Le presentazioni sono state anche l’occasione per approfondire i temi dello sviluppo di un framework delle competenze dei ricercatori e dei programmi di research assement. Su questo ultimo punto, ampia discussione è stata dedicata alla Coalition for Advancing Research Assessment (COARA) e all’ Agreement on Reforming Research Assessment pubblicato il 20 luglio 2022. Il documento afferma che la valutazione della ricerca, dei ricercatori e delle organizzazioni di ricerca deve riconoscere – senza esercitare condizionamenti – i diversi risultati, le diverse pratiche e le attività che massimizzano la qualità della ricerca e l’impatto che ne deriva.
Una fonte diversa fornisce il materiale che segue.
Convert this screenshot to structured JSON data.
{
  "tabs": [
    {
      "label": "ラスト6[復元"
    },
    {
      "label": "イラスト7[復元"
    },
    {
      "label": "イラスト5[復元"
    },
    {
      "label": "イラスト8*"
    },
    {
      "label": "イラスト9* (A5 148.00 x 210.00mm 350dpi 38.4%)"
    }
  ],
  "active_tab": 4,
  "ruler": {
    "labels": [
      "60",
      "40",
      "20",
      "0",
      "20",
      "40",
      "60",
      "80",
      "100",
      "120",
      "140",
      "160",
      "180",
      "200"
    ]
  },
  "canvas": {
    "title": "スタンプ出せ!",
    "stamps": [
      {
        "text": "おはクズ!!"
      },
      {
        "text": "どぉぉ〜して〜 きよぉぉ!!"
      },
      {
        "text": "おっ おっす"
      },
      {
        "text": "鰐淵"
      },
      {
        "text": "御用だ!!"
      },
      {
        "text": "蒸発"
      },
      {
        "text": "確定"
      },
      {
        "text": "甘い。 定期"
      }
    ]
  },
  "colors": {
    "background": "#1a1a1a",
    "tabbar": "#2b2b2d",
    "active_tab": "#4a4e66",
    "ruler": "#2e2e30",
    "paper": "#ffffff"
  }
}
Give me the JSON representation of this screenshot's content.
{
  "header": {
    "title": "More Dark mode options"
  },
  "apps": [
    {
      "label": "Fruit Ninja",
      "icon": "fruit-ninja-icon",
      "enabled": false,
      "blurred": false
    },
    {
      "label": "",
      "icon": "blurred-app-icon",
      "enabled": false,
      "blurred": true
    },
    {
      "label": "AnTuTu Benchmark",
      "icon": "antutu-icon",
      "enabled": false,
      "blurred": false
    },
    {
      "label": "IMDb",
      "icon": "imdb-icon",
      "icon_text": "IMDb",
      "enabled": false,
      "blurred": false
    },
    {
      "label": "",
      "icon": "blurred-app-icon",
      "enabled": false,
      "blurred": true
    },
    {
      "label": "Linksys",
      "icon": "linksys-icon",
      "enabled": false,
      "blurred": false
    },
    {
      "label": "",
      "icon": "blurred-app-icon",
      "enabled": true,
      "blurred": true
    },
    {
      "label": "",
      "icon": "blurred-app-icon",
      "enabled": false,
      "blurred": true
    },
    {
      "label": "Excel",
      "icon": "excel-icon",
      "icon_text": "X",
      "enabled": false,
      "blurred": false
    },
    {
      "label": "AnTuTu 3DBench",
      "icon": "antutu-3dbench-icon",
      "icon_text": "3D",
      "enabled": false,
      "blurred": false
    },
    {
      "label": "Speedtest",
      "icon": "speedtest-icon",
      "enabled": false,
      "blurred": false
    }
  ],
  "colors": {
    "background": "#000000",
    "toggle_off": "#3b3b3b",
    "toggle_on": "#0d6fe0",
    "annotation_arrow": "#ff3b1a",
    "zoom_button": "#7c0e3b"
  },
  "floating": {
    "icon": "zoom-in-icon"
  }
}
In particolare, si richiede che le valutazioni si basino principalmente su giudizi qualitativi, supportati da un uso responsabile degli indicatori quantitativi. I firmatari concordano su: basare le azioni su principi comuni, di attuare 10 tra gli impegni previsti dall’accordo di scopo. Tra i firmati italiani dell’accordo diversi atenei e centri di ricerca nonché ANVUR e AISA (Associazione Italiana per la promozione della scienza aperta).

La giornata dell’8 marzo è quindi stata dedicata a discutere l’Action Plan sul Gender Equality di ETUCE e confrontarsi sulle politiche messe in campo dalle organizzazioni sindacali per garantire eguaglianza di opportunità, di accesso e condizioni di lavoro adeguate alle diversità di genere. Pur con qualche differenza, quasi ovunque in Europa continua a essere significativo il divario tra uomini e donne, in particolare nell’accesso a funzioni dirigenziali e di governo oltre che ai livelli più alti della carriera accademica (She figures 2021 – Publications Office of the EU). Due le sessioni di lavoro dell’Hersc: la prima su supporting gender equality of academic staff – policies, practices, actions; la seconda su National cases to ensure equal pay, fair career development, fight against harassment. Si è quindi discusso su come le organizzazioni sindacali possono svolgere un ruolo attivo a favore della parità di genere nell’accademia, oltre che nella società, e ci si è scambiati esperienze e prospettive di iniziativa politico-sindacale.

La prossima riunione si terrà a Bruxelles il 20 e 21 settembre 2023.